Results: (-4.7001272637134131, 2.5999940974104787e-06)

# If you want to pretty up the output a bit #

z,p = proportions_ztest(count, nobs)

print(f”z-statistic: {z:.3f}, p-value: {p: .3f}”)

Results: (z-statistic: -4.700, p-value: 0.000)

## End code example ##

Please note that it matters where you plug the numbers in for “count” and “nobs”. They need to be entered so they align vertically.

There is a significant difference in the proportion between those with a mental health disorder that would tell all of their employers and those that would tell none of their employers. One would have to do this for each post-hoc comparison test that is planned and don’t forget to adjust the p-value for the multiple comparisons!

Best,

Corey from Python for data science.

p.s. I’m definitely going to be making a page on z-test in the future. Thanks for the idea!

I am getting module not found when using import researchpy as rp.

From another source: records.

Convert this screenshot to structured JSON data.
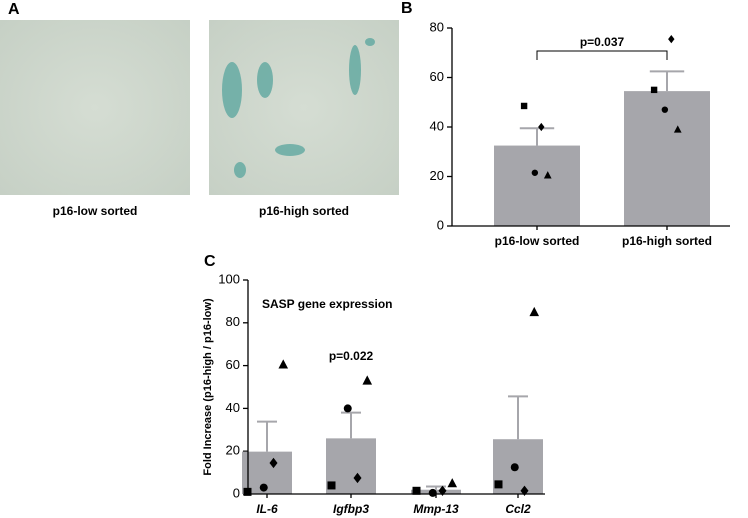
{
  "panel_labels": [
    "A",
    "B",
    "C"
  ],
  "images": [
    {
      "caption": "p16-low sorted"
    },
    {
      "caption": "p16-high sorted"
    }
  ],
  "chart_data": [
    {
      "type": "bar",
      "categories": [
        "p16-low sorted",
        "p16-high sorted"
      ],
      "values": [
        32.5,
        54.5
      ],
      "errors": [
        7,
        8
      ],
      "markers": [
        "square",
        "diamond",
        "triangle",
        "circle"
      ],
      "points": [
        [
          48.5,
          40,
          20.5,
          21.5
        ],
        [
          55,
          75.5,
          39,
          47
        ]
      ],
      "color": "#a6a6ab",
      "ylim": [
        0,
        80
      ],
      "yticks": [
        0,
        20,
        40,
        60,
        80
      ],
      "annotation": "p=0.037"
    },
    {
      "type": "bar",
      "title": "SASP gene expression",
      "y_label": "Fold Increase (p16-high / p16-low)",
      "categories": [
        "IL-6",
        "Igfbp3",
        "Mmp-13",
        "Ccl2"
      ],
      "italic": true,
      "values": [
        19.8,
        26,
        2,
        25.6
      ],
      "errors": [
        14,
        12,
        1.5,
        20
      ],
      "markers": [
        "square",
        "diamond",
        "triangle",
        "circle"
      ],
      "points": [
        [
          1,
          14.5,
          60.5,
          3
        ],
        [
          4,
          7.5,
          53,
          40
        ],
        [
          1.5,
          1.5,
          5,
          0.5
        ],
        [
          4.5,
          1.5,
          85,
          12.5
        ]
      ],
      "color": "#a6a6ab",
      "ylim": [
        0,
        100
      ],
      "yticks": [
        0,
        20,
        40,
        60,
        80,
        100
      ],
      "annotation": "p=0.022"
    }
  ]
}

I am using Anaconda distribution and jupyter note book. Could you please tell me how to solve the issue. Even in the internet i did not find anything about researchpy module

Hey Raj,

It sounds like you don’t have the package installed. Assuming you have windows, click your window button (I think it’s called) in the bottom left corner of your screen, find the Anaconda folder and click it, then select “Anaconda Prompt”. Once that launches, type “pip install researchpy”.

This will download the package and you will be able to use it.

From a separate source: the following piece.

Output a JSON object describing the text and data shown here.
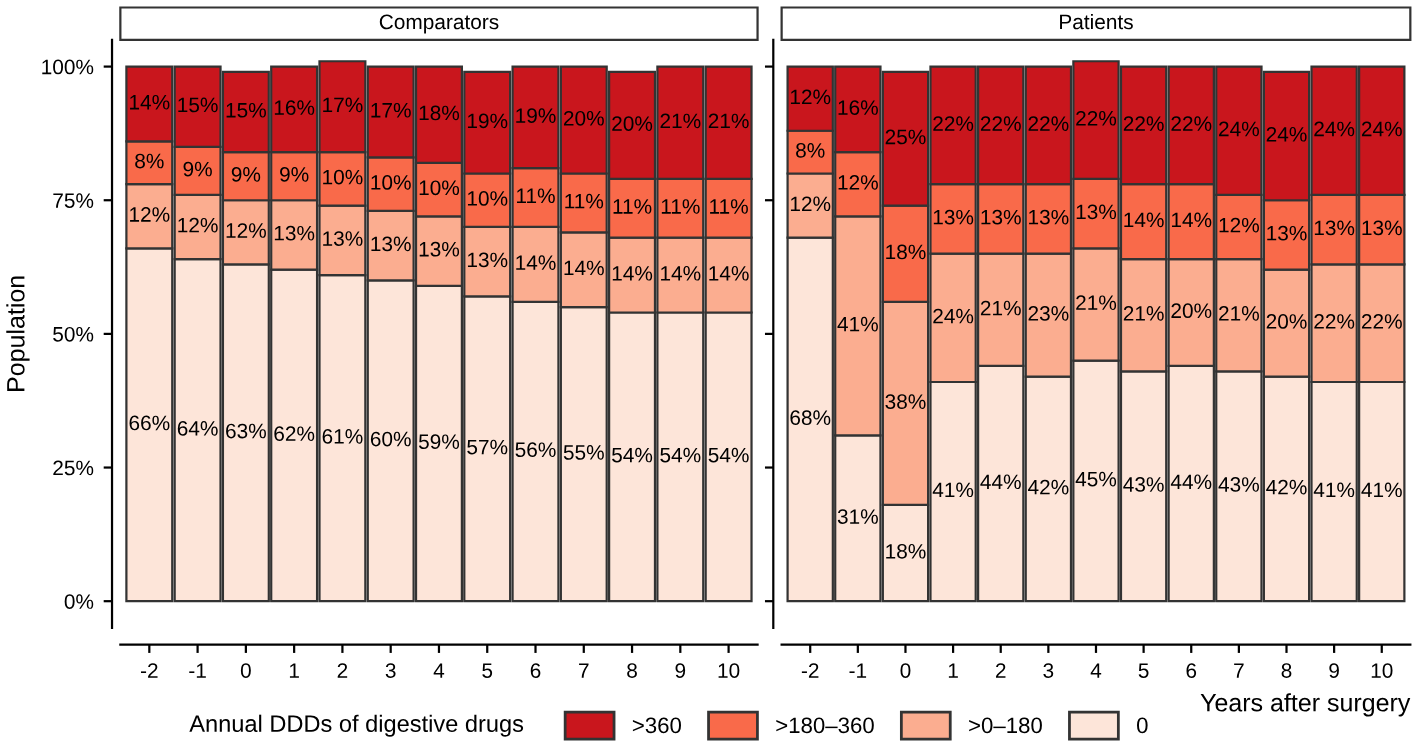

I am also using Anaconda (though I’m using the Spyder interface with Python 3.6) and I tried downloading researchpy from the Anaconda prompt. I typed in ‘pip install researchpy’ in the Anaconda prompt and I get the following error message: “Could not find a version that satisfies the requirement researchpy (from versions: ) No matching distribution found for researchpy”. Do you have any suggestions on how to reconcile this?

Hey there,

Is your Anaconda environment updated? Try this in the Anaconda prompt first:

conda update conda

conda update conda-build

Then try using the ‘pip install researchpy’ afterwards

I tried updating my Anaconda environment as suggested (it updated), but I get the same error when trying to install ‘researchpy’. No worries though. I’m mostly interested in the percentages in the cross table, but I think I can find a workaround.

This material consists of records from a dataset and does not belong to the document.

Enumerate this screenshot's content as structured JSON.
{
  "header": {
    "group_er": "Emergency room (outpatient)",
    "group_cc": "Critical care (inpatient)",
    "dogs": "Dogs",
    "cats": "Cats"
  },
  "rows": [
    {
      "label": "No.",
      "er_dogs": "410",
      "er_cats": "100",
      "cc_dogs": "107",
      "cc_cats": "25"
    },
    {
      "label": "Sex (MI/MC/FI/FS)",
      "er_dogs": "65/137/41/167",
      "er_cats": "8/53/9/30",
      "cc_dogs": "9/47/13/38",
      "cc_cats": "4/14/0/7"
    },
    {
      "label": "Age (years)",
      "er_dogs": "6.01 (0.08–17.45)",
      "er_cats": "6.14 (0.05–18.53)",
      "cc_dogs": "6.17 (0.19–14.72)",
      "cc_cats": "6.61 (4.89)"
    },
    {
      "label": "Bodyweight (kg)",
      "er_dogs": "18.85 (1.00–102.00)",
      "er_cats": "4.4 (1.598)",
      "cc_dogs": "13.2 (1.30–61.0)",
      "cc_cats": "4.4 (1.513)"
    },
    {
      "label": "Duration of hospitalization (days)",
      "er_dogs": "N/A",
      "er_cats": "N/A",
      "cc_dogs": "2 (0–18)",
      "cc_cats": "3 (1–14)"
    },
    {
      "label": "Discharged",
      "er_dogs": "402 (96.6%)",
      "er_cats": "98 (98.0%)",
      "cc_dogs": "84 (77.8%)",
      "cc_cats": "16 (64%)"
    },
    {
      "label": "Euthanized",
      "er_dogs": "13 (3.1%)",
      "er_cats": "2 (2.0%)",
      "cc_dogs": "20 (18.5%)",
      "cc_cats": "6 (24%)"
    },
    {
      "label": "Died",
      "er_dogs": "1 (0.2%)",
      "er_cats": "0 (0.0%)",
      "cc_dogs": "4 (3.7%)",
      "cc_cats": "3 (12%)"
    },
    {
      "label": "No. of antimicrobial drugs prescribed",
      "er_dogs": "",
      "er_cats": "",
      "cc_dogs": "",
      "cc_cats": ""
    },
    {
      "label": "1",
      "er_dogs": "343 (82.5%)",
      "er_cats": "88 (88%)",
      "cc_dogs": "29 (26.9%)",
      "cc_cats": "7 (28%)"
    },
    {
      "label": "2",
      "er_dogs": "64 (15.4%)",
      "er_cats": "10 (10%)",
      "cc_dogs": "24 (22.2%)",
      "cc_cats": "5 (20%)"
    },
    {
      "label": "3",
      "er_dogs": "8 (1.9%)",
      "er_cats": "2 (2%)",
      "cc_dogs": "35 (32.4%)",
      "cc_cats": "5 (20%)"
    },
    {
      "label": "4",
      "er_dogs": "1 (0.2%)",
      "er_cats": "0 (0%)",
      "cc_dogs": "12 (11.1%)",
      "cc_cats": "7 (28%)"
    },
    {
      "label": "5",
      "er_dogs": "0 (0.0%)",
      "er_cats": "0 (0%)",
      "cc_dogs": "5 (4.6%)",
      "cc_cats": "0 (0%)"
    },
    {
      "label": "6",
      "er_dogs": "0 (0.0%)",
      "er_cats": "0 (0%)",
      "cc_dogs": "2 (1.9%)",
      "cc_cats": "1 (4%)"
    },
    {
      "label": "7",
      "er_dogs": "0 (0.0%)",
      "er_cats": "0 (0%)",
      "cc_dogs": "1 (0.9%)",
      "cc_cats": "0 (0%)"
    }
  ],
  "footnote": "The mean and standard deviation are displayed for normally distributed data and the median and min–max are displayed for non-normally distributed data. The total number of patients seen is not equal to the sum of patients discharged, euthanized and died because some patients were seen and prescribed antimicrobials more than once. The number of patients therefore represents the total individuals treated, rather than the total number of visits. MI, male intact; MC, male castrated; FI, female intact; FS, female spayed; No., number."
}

Thanks for an excellent post. This was very well done, easy to follow, well explained, and overall top quality.

Thanks, I’ll build a Anaconda distribution soon- it’s been on the list. I’ll update here when it’s good to go.

– Corey

Hey there, a conda distribution has been built and is now available through traditional conda installation. Run the following code from the Anaconda prompt:

conda install -c researchpy researchpy

It’s been tested and works – please let me know if you have any issues.

Thanks and best regards,

Corey

Python for Data Science

Thanks, Corey! I followed your guidance and got it working just great with Spyder in the Anaconda environment.